Autor: Marcos Morita
“Nossa cultura é composta de reprises, renascimentos, reedições, relançamentos, recriações, adaptações, aniversários, recordações e coleções de discos de nostalgia”. A frase, escrita pelo comediante norte americano George Carlin em seu best-seller Brain Droppings, explica em grande parte a recente febre pelo relançamento de marcas e produtos antigos. Empresas dos mais diversos ramos têm aderido à nova onda saudosista: brinquedos, eletrodomésticos, refrigerantes, biscoitos, chocolates, eletroeletrônicos e cosméticos. Genius, Aquaplay, Meu Primeiro Gradiente, Itubaína, Mirabel e Lollo são apenas alguns exemplos gostosos das brincadeiras e guloseimas do passado.
Diversos acadêmicos têm discutido o tema nos últimos anos, criando um interessante arcabouço teórico sobre o fenômeno. Em comum o sentimento de nostalgia, uma época em que o mundo parecia mais seguro, compreensível e menos comercial, onde os produtos eram mais artesanais e duradouros.
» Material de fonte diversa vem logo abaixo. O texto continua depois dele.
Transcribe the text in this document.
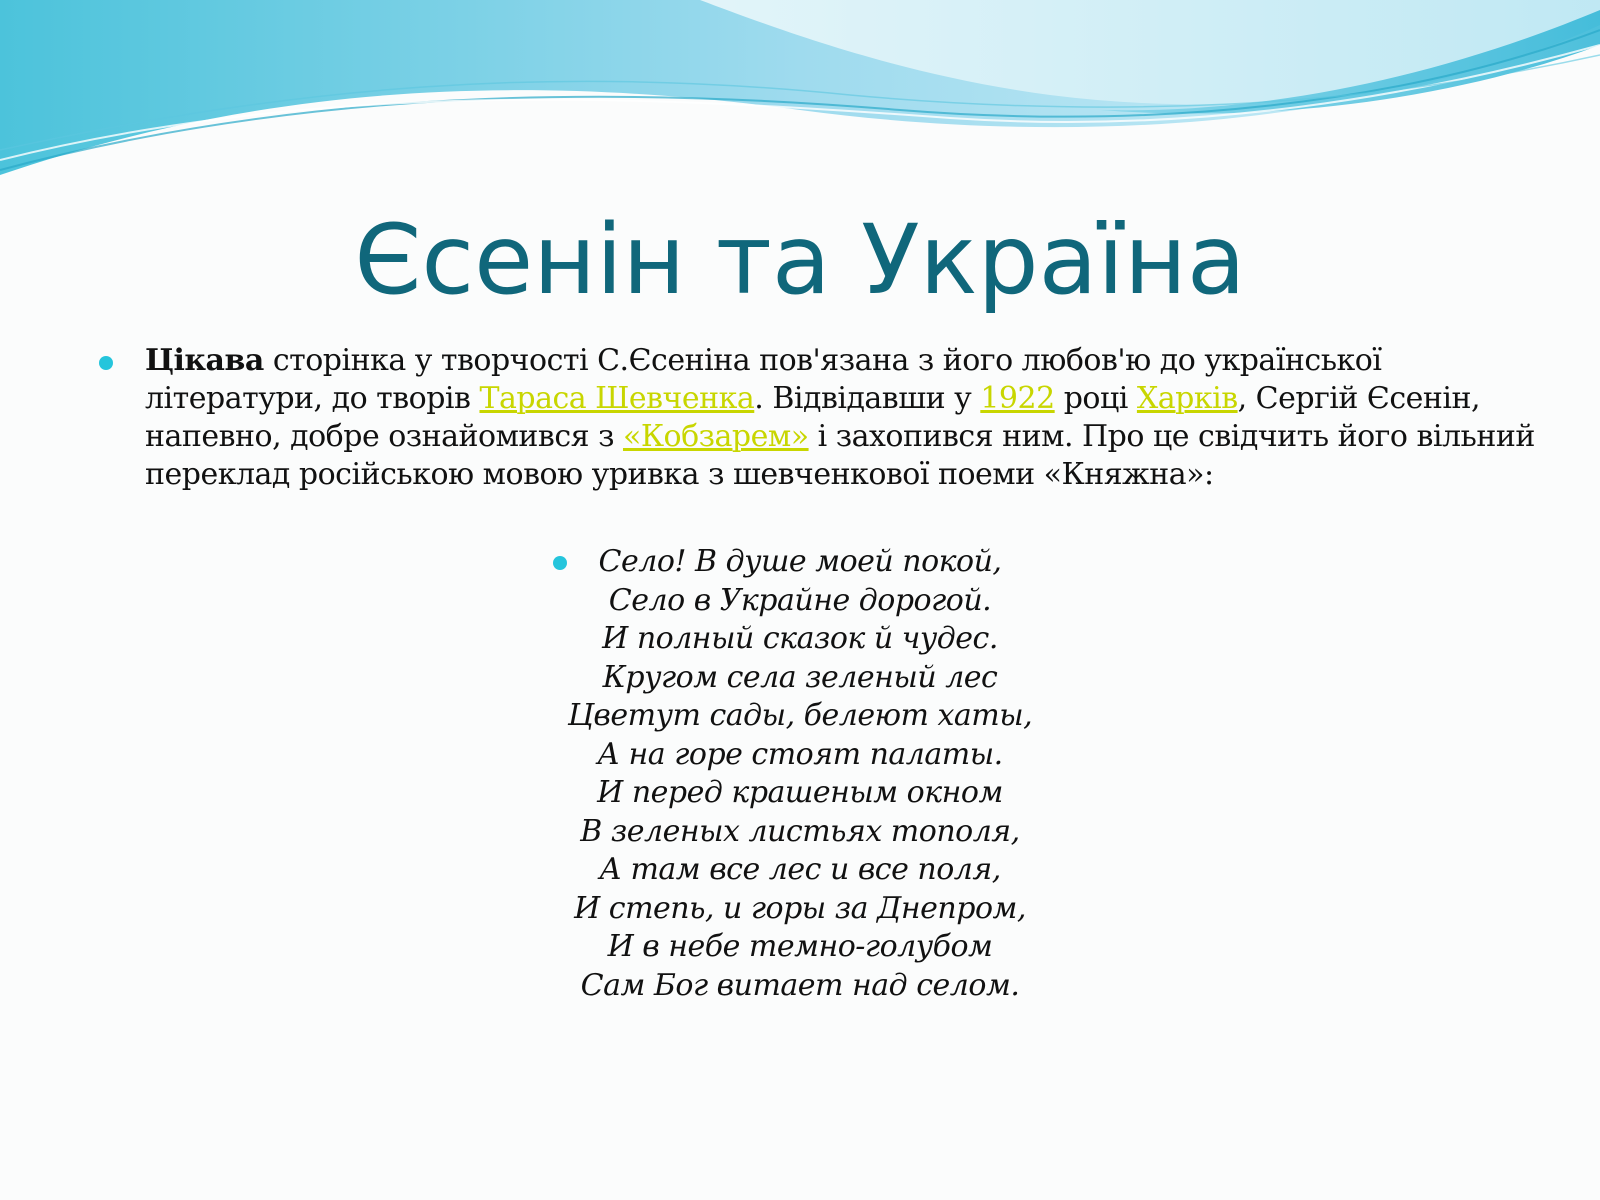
Єсенін та Україна

Цікава сторінка у творчості С.Єсеніна пов'язана з його любов'ю до української літератури, до творів Тараса Шевченка. Відвідавши у 1922 році Харків, Сергій Єсенін, напевно, добре ознайомився з «Кобзарем» і захопився ним. Про це свідчить його вільний переклад російською мовою уривка з шевченкової поеми «Княжна»:

Село! В душе моей покой,
Село в Украйне дорогой.
И полный сказок й чудес.
Кругом села зеленый лес
Цветут сады, белеют хаты,
А на горе стоят палаты.
И перед крашеным окном
В зеленых листьях тополя,
А там все лес и все поля,
И степь, и горы за Днепром,
И в небе темно-голубом
Сам Бог витает над селом.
Basta lembrar-se da geladeira e do fogão da casa da vovó. Por curiosidade fui buscar a definição de nostalgia, já que há tempos não a utilizava: termo que descreve uma sensação de saudade idealizada, e às vezes irreal, por momentos vividos no passado associada com um desejo sentimental de regresso, impulsionado por lembranças de momentos felizes e antigas relações sociais.
Esta breve descrição ilustra o conceito de nostalgia social proposta por Fred Davis em seu livro, Yearning for Yesterday: a Sociology of Nostalgia ou Ansiando por Ontem: a Sociologia da Nostalgia, em livre tradução. Conforme o autor, as marcas antigas vinculam consumidores ao seu próprio passado, assim como estimulam a dividí-la com outras pessoas que tenham as mesmas lembranças, criando comunidades nas quais imperam o sentimento de cuidar e compartilhar. Os clubes de colecionadores de automóveis antigos e os proprietários de motocicletas Harley Davidson em seus animados encontros, também chamados como H.O.G: Harley Owner’s Group, são alguns exemplos.
Com o advento da internet este trabalho ficou mais transparente aos gerentes de marketing, os quais podem acompanhar discussões e lançar produtos com base nas comunidades. O chocolate Lollo, ícone dos anos 80, foi relançado há alguns anos com a mesma receita e identidade visual, após insistentes pedidos e comentários sobre a marca nas redes sociais. Hoje eu e minha filha de nove anos disputamos os chocolates da Vaquinha assim que a caixa de bombons é aberta. A Nestlé não divulga números, mas o faturamento do projeto foi quatro vezes superior à expectativa original, demonstrando o retorno financeiro de tais revivals.
Tarefa um pouco mais complexa têm as empresas que precisam atualizar tecnologicamente seus produtos, combinando formas antigas com funcionalidades atuais. Um exemplo foi o modelo PT Cruiser da Chrysler, cujo design recriava os modelos da década de 40, porém com tecnologia embarcada moderna. Aqui em terras tupiniquins a Brastemp incluiu em seu portfólio frigobares, geladeiras e fogões que parecem ter saído de um álbum de fotografias dos anos 50. Apesar dos preços salgados, a linha é um dos grandes sucessos recentes da marca. Imagine o prazer em convidar seus amigos para jantar e tirar uma cerveja de sua geladeira retrô amarela.
Adicionalmente ao aumento no faturamento, reavivar marcas antigas pode ajudar a criar uma importante barreira de entrada, considerando o cenário atual de alta competição, globalização e comoditização de tecnologias, no qual as empresas precisam de lançamentos cada vez mais frequentes, reduzindo o ciclo de vida e muitas vezes canibalizando seus próprios produtos, antes que a concorrência e os imitadores de plantão o façam, derrubando os preços e corroendo as margens de lucratividade.
Desta maneira, é esperado um aumento do retromarketing, denominação pela qual este processo é também conhecido. Sabores, gostos, paladres, cheiros, aromas, fragrâncias, odores, brincadeiras, simulações e experiências positivas de um passado que já não volta mais poderão novamente fazer parte de nossa rotina, seja curtindo sozinho, compartilhando com amigos ou apenas mostrando aos mais jovens como era gostoso viver no passado.
Marcos Morita é mestre em Administração de Empresas, professor da Universidade Mackenzie e professor tutor da FGV-RJ. Especialista em estratégias empresariais, colunista, palestrante e consultor de negócios.